By DaBreonna Doss
When doing scholarly research, scholars have this term called “coding”. Coding refers to the ways in which language is used, but underneath this language coded images pop up in our heads about what something is or looks like. For example, when you think of the words like American, nail technician, ghetto, etc you already have a preconceived notion of what these terms mean. Now, what if we take this coded language and apply it to the word “prisoner”, or more specifically “mentally ill prisoner”?
Scholars Schilders and Ogloff (2014) in “Review a point-of-reception mental health screening outcomes in an Australian Prison” states that 32-42 percent of the prisoners in the criminal justice system are mentally ill. This is close to half the prison population, and we must look into how these prisoners’ lives play out within the system.
The question I would like to explore is, within the criminal justice system, are government agencies providing the needed care that mentally ill prisoners require and are their current approaches effective? We will be using Schilders and Ogloff text, as well as the Netflix series Lockdown which dives deep into a prisoner’s life and experience.
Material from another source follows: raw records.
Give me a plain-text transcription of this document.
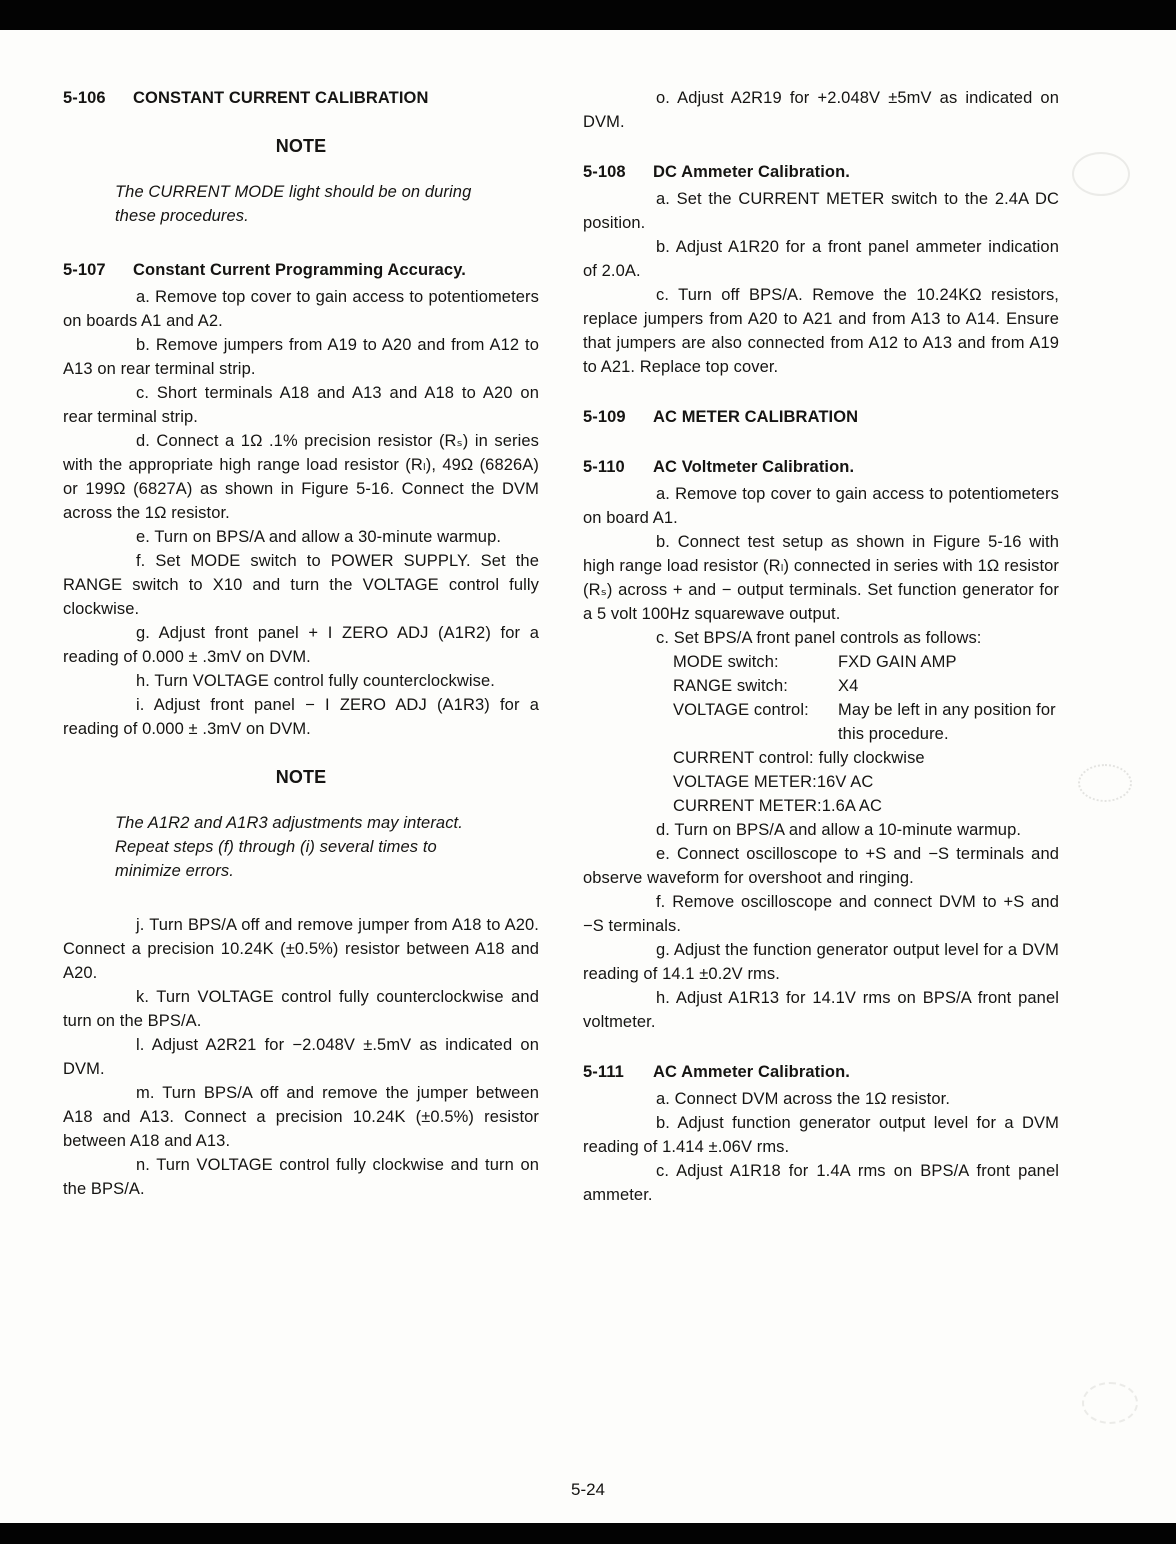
5-106 CONSTANT CURRENT CALIBRATION

NOTE

The CURRENT MODE light should be on during these procedures.

5-107 Constant Current Programming Accuracy.

a. Remove top cover to gain access to potentiometers on boards A1 and A2.

b. Remove jumpers from A19 to A20 and from A12 to A13 on rear terminal strip.

c. Short terminals A18 and A13 and A18 to A20 on rear terminal strip.

d. Connect a 1Ω .1% precision resistor (Rₛ) in series with the appropriate high range load resistor (Rₗ), 49Ω (6826A) or 199Ω (6827A) as shown in Figure 5-16. Connect the DVM across the 1Ω resistor.

e. Turn on BPS/A and allow a 30-minute warmup.

f. Set MODE switch to POWER SUPPLY. Set the RANGE switch to X10 and turn the VOLTAGE control fully clockwise.

g. Adjust front panel + I ZERO ADJ (A1R2) for a reading of 0.000 ± .3mV on DVM.

h. Turn VOLTAGE control fully counterclockwise.

i. Adjust front panel − I ZERO ADJ (A1R3) for a reading of 0.000 ± .3mV on DVM.

NOTE

The A1R2 and A1R3 adjustments may interact. Repeat steps (f) through (i) several times to minimize errors.

j. Turn BPS/A off and remove jumper from A18 to A20. Connect a precision 10.24K (±0.5%) resistor between A18 and A20.

k. Turn VOLTAGE control fully counterclockwise and turn on the BPS/A.

l. Adjust A2R21 for −2.048V ±.5mV as indicated on DVM.

m. Turn BPS/A off and remove the jumper between A18 and A13. Connect a precision 10.24K (±0.5%) resistor between A18 and A13.

n. Turn VOLTAGE control fully clockwise and turn on the BPS/A.

o. Adjust A2R19 for +2.048V ±5mV as indicated on DVM.

5-108 DC Ammeter Calibration.

a. Set the CURRENT METER switch to the 2.4A DC position.

b. Adjust A1R20 for a front panel ammeter indication of 2.0A.

c. Turn off BPS/A. Remove the 10.24KΩ resistors, replace jumpers from A20 to A21 and from A13 to A14. Ensure that jumpers are also connected from A12 to A13 and from A19 to A21. Replace top cover.

5-109 AC METER CALIBRATION
5-110 AC Voltmeter Calibration.

a. Remove top cover to gain access to potentiometers on board A1.

b. Connect test setup as shown in Figure 5-16 with high range load resistor (Rₗ) connected in series with 1Ω resistor (Rₛ) across + and − output terminals. Set function generator for a 5 volt 100Hz squarewave output.

c. Set BPS/A front panel controls as follows:

MODE switch:	FXD GAIN AMP
RANGE switch:	X4
VOLTAGE control:	May be left in any position for this procedure.
CURRENT control: fully clockwise
VOLTAGE METER: 16V AC
CURRENT METER: 1.6A AC

d. Turn on BPS/A and allow a 10-minute warmup.

e. Connect oscilloscope to +S and −S terminals and observe waveform for overshoot and ringing.

f. Remove oscilloscope and connect DVM to +S and −S terminals.

g. Adjust the function generator output level for a DVM reading of 14.1 ±0.2V rms.

h. Adjust A1R13 for 14.1V rms on BPS/A front panel voltmeter.

5-111 AC Ammeter Calibration.

a. Connect DVM across the 1Ω resistor.

b. Adjust function generator output level for a DVM reading of 1.414 ±.06V rms.

c. Adjust A1R18 for 1.4A rms on BPS/A front panel ammeter.

5-24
One commonality between the two is the implications set in place to assess prisoners on their entry to a new prison or reception as scholars refer. “... some prison officials merely asking prisoners on reception a few questions about their mental health history, with other prisons utilising more comprehensive screening...” (Schilders and Ogloff, 2014, p.481). In Lockdown, they talk about the fact that many procedures as far as mentally examining new entries, get prolonged because there are so many entries within a day. Another commonality is the ways in which they handle mentally ill prisoners. In season 3, episode 6, Lockdown talks about a woman with mental bipolar disorder. In response to her disorder, she only moves cells if necessary and sometimes placed in confinement for close watch. Schilder and Ogloff (2014) point out, “Eighty-five (23%) of the severe/acute group, 78 (19%) of the suspected/stable group and 530 (62%) of those with a history of mental illness were not recorded as being referred for an additional assessment...” (p.486). To define some terminology, “severe/acute” groups refer to mentally ill prisoners that are on close rotational watch for suicide and self-harm. “Suspected/stable” groups refer to those that have knowledgeable mental health issues but is not as bad, and then there are those who simply have a history of it. There are limited resources and no room for prisoners the require mental illness assistance. “Unsurprisingly, mentally ill prisoners required substantially more services than their non-mentally ill counterparts, which suggested that standard services offered by prisons may be less suitable for mentally ill prisoners” (Schilder and Ogloff, 2014, p.488).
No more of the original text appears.